Researchers found increased levels of the proteins nestin and CD34 in autistic brains, molecular markers of angiogenesis.
Researchers found increased levels of the proteins nestin and CD34 in autistic brains, molecular markers of angiogenesis.

A team of scientists has found evidence that people with autism have unstable vessels in the brain which prevents the proper delivery of blood flow, according to research published in the Journal of Autism and Developmental Disorders.

“In a typical brain, blood vessels are stable, thereby ensuring a stable distribution of blood,” said Patricia Whitaker-Azmitia, PhD, professor in the Department of Psychology and director of the Graduate Program in Integrative Neurosciences at Stony Brook University, N.Y.,  in a statement. “Whereas in the autism brain, the cellular structure of blood vessels continually fluctuates, which results in circulation that is fluctuating and, ultimately, neurologically limiting.”

For their study, the researchers examined human postmortem brain tissue both from normal brains and from brains with a diagnosis of autism. During microscopic analysis, the researchers were blind to whether the tissue came from a normal or autistic brain.

In the autistic brain tissue, the researchers found the presence of angiogenesis, the creation of new blood vessels. They did not find this in the normal brain tissue.

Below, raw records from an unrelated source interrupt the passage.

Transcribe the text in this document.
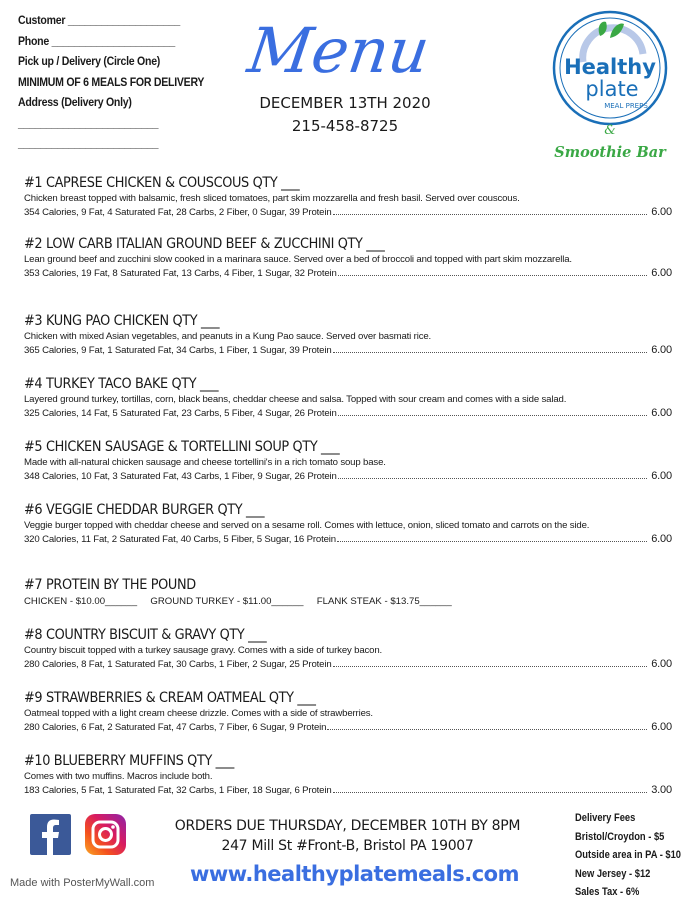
Customer ____________________
Phone ______________________
Pick up / Delivery (Circle One)
MINIMUM OF 6 MEALS FOR DELIVERY
Address (Delivery Only)
_________________________
_________________________
Menu
DECEMBER 13TH 2020
215-458-8725
Healthy
plate
MEAL PREPS
&
Smoothie Bar
#1 CAPRESE CHICKEN & COUSCOUS QTY ___
Chicken breast topped with balsamic, fresh sliced tomatoes, part skim mozzarella and fresh basil. Served over couscous.
354 Calories, 9 Fat, 4 Saturated Fat, 28 Carbs, 2 Fiber, 0 Sugar, 39 Protein	6.00
#2 LOW CARB ITALIAN GROUND BEEF & ZUCCHINI QTY ___
Lean ground beef and zucchini slow cooked in a marinara sauce. Served over a bed of broccoli and topped with part skim mozzarella.
353 Calories, 19 Fat, 8 Saturated Fat, 13 Carbs, 4 Fiber, 1 Sugar, 32 Protein	6.00
#3 KUNG PAO CHICKEN QTY ___
Chicken with mixed Asian vegetables, and peanuts in a Kung Pao sauce. Served over basmati rice.
365 Calories, 9 Fat, 1 Saturated Fat, 34 Carbs, 1 Fiber, 1 Sugar, 39 Protein	6.00
#4 TURKEY TACO BAKE QTY ___
Layered ground turkey, tortillas, corn, black beans, cheddar cheese and salsa. Topped with sour cream and comes with a side salad.
325 Calories, 14 Fat, 5 Saturated Fat, 23 Carbs, 5 Fiber, 4 Sugar, 26 Protein	6.00
#5 CHICKEN SAUSAGE & TORTELLINI SOUP QTY ___
Made with all-natural chicken sausage and cheese tortellini's in a rich tomato soup base.
348 Calories, 10 Fat, 3 Saturated Fat, 43 Carbs, 1 Fiber, 9 Sugar, 26 Protein	6.00
#6 VEGGIE CHEDDAR BURGER QTY ___
Veggie burger topped with cheddar cheese and served on a sesame roll. Comes with lettuce, onion, sliced tomato and carrots on the side.
320 Calories, 11 Fat, 2 Saturated Fat, 40 Carbs, 5 Fiber, 5 Sugar, 16 Protein	6.00
#7 PROTEIN BY THE POUND
CHICKEN - $10.00______     GROUND TURKEY - $11.00______     FLANK STEAK - $13.75______
#8 COUNTRY BISCUIT & GRAVY QTY ___
Country biscuit topped with a turkey sausage gravy. Comes with a side of turkey bacon.
280 Calories, 8 Fat, 1 Saturated Fat, 30 Carbs, 1 Fiber, 2 Sugar, 25 Protein	6.00
#9 STRAWBERRIES & CREAM OATMEAL QTY ___
Oatmeal topped with a light cream cheese drizzle. Comes with a side of strawberries.
280 Calories, 6 Fat, 2 Saturated Fat, 47 Carbs, 7 Fiber, 6 Sugar, 9 Protein	6.00
#10 BLUEBERRY MUFFINS QTY ___
Comes with two muffins. Macros include both.
183 Calories, 5 Fat, 1 Saturated Fat, 32 Carbs, 1 Fiber, 18 Sugar, 6 Protein	3.00
ORDERS DUE THURSDAY, DECEMBER 10TH BY 8PM
247 Mill St #Front-B, Bristol PA 19007
www.healthyplatemeals.com
Made with PosterMyWall.com
Delivery Fees
Bristol/Croydon - $5
Outside area in PA - $10
New Jersey - $12
Sales Tax - 6%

Evidence of angiogenesis in the autistic brains indicates that blood vessels are repeatedly being formed and are in constant flux, demonstrating instability in the mechanism that delivers blood to the brain. Specifically, the researchers found increased levels of the proteins nestin and CD34 in autistic brains, which are molecular markers of angiogenesis.

Maura Boldrini, MD, PhD, a research scientist in the Department of Psychiatry at Columbia University, noted in a news release that angiogenesis in autism could be affecting brain plasticity.

“We found that angiogenesis is correlated with more neurogenesis in other brain diseases," Boldrini said. "[There is therefore] the possibility that a change in brain vasculature in autism means a change in cell proliferation or maturation, or survival, and brain plasticity in general. These changes could potentially affect brain networks.”

“It's clear that there are changes in brain vascularization in autistic individuals from 2 to 20 years that are not seen in normally developing individuals past the age of 2 years,” said Dr. Azmitia. “Now that we know this, we have new ways of looking at this disorder and, hopefully with this new knowledge, novel and more effective ways to address it.”

Reference

Azmitia EC, wt al. Persistent Angiogenesis in the Autism Brain: An Immunocytochemical Study of Postmortem Cortex, Brainstem and Cerebellum. J Autism Dev Disord. 2015; doi:10.​1007/​s10803-015-2672-6.